Izvestia: The solution to the Armenian political crisis postponed until next week
A solution to the political crisis in Armenia has again been delayed; this time until March 8, opposition leaders in Izvestia said. Until that date, Chief of General Staff Onik Gasparyan, whose resignation is demanded by Prime Minister Nikol Pashinyan, will continue to exercise his functions. Meanwhile, the Prime Minister continues to push for early elections, seeing them as a way to restore public solidarity. That said, tensions in the Armenian capital are rising. On March 3, stun grenades were planted around parliament, and police cordons and snipers were deployed on Bagramyan Avenue, where nearly 5,000 protesters gathered. Armenia’s ombudsman, Arman Tatoyan, told the newspaper that this type of public display of arms against peaceful protesters was unacceptable.
Under the law, the Chief of the General Staff was to resign on March 4 based on Pashinyan’s petition, and although not approved by the President, it was to take effect automatically. However, the General Staff said Gasparyan would remain in office until at least March 8, citing the Military Service Law.
The director of the Yerevan-based Caucasus Institute, Alexander Iskandaryan, noted that despite the harsh criticism against the military leadership, Pashinyan might reverse his decision. This is one of the key options to iron out the crisis, the expert said. “I believe that some negotiations on this subject, perhaps not direct, are under way at the moment. Although I’m not sure it will defuse tension in society. The reasons go beyond the simple dismissal of the former general. But somehow it might help settle the situation with the higher military brass, at least for a while. And the conflict will not go anywhere,” he said.
Vedomosti: Russia considering new tax for foreign IT companies
Russia is expected to decide whether to introduce a new tax on the activities of foreign IT companies by the middle of this year, the Vedomosti newspaper reported on Thursday, citing members of the IT industry, who discussed the issue with the Russian Deputy Prime Minister Dmitry Chernyshenko last week.
The participants of the meeting, which was held within the framework of the talks on new measures to support and develop the national IT industry, were delegates from the Center of Competence for Import Substitution in the field of ICT, 1C, venture capital fund Almaz Capital Partners, Alfa Bank, Russian Railways, Mail.ru Group, Yandex as well as industry associations.
The new measure, dubbed Digital Tax, is part of a second set of measures aimed at supporting the Russian IT industry.
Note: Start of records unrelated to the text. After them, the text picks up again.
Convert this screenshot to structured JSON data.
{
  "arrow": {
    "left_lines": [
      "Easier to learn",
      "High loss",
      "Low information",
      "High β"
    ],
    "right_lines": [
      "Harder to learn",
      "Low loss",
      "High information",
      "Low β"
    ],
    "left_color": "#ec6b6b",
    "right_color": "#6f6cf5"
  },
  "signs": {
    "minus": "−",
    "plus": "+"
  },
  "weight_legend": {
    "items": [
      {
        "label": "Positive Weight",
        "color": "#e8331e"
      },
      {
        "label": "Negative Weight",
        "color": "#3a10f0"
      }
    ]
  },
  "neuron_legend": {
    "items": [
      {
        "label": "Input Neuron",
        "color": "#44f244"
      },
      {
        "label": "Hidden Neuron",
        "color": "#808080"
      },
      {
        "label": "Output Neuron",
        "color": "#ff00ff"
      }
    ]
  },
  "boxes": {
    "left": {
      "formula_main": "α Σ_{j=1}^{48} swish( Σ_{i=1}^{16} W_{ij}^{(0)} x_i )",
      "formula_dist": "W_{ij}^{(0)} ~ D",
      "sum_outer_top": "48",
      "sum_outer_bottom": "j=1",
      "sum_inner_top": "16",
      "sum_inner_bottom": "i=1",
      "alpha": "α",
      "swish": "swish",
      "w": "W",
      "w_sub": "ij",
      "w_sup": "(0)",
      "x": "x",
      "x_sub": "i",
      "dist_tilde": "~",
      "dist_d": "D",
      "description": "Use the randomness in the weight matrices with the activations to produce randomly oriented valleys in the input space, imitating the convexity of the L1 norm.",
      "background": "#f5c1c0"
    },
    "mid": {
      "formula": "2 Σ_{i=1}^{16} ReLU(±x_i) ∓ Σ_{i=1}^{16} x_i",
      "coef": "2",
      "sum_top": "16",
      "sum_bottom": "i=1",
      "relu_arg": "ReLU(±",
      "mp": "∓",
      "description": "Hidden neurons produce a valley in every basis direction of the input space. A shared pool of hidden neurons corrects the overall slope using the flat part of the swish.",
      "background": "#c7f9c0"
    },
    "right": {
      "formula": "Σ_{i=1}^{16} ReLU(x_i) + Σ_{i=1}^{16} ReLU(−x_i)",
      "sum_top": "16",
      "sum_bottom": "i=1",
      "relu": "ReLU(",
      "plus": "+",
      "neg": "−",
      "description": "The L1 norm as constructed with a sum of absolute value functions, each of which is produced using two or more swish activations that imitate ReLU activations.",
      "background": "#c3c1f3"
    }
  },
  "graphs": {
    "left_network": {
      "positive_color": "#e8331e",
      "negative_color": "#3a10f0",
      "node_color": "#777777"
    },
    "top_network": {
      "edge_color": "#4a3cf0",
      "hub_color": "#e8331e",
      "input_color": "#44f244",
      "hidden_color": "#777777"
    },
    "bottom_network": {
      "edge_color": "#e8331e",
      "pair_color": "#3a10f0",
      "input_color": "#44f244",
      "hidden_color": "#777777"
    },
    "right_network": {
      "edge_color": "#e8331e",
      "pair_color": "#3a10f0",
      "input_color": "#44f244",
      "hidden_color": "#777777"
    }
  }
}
This involves levying an additional fee on global companies that use Russian citizens’ data and develop advertising policy in the country. One example is analyzing user behavior on the internet to launch contextual advertising, the sources say.
The money raised would be used to support the Russian IT industry. The country’s lawmakers plan to adopt a decision on the proposed measure by mid-2021. The law, according to which foreign companies selling digital content on the Internet in Russia are required to pay a value-added tax of 18 %, entered into force on January 1, 2017.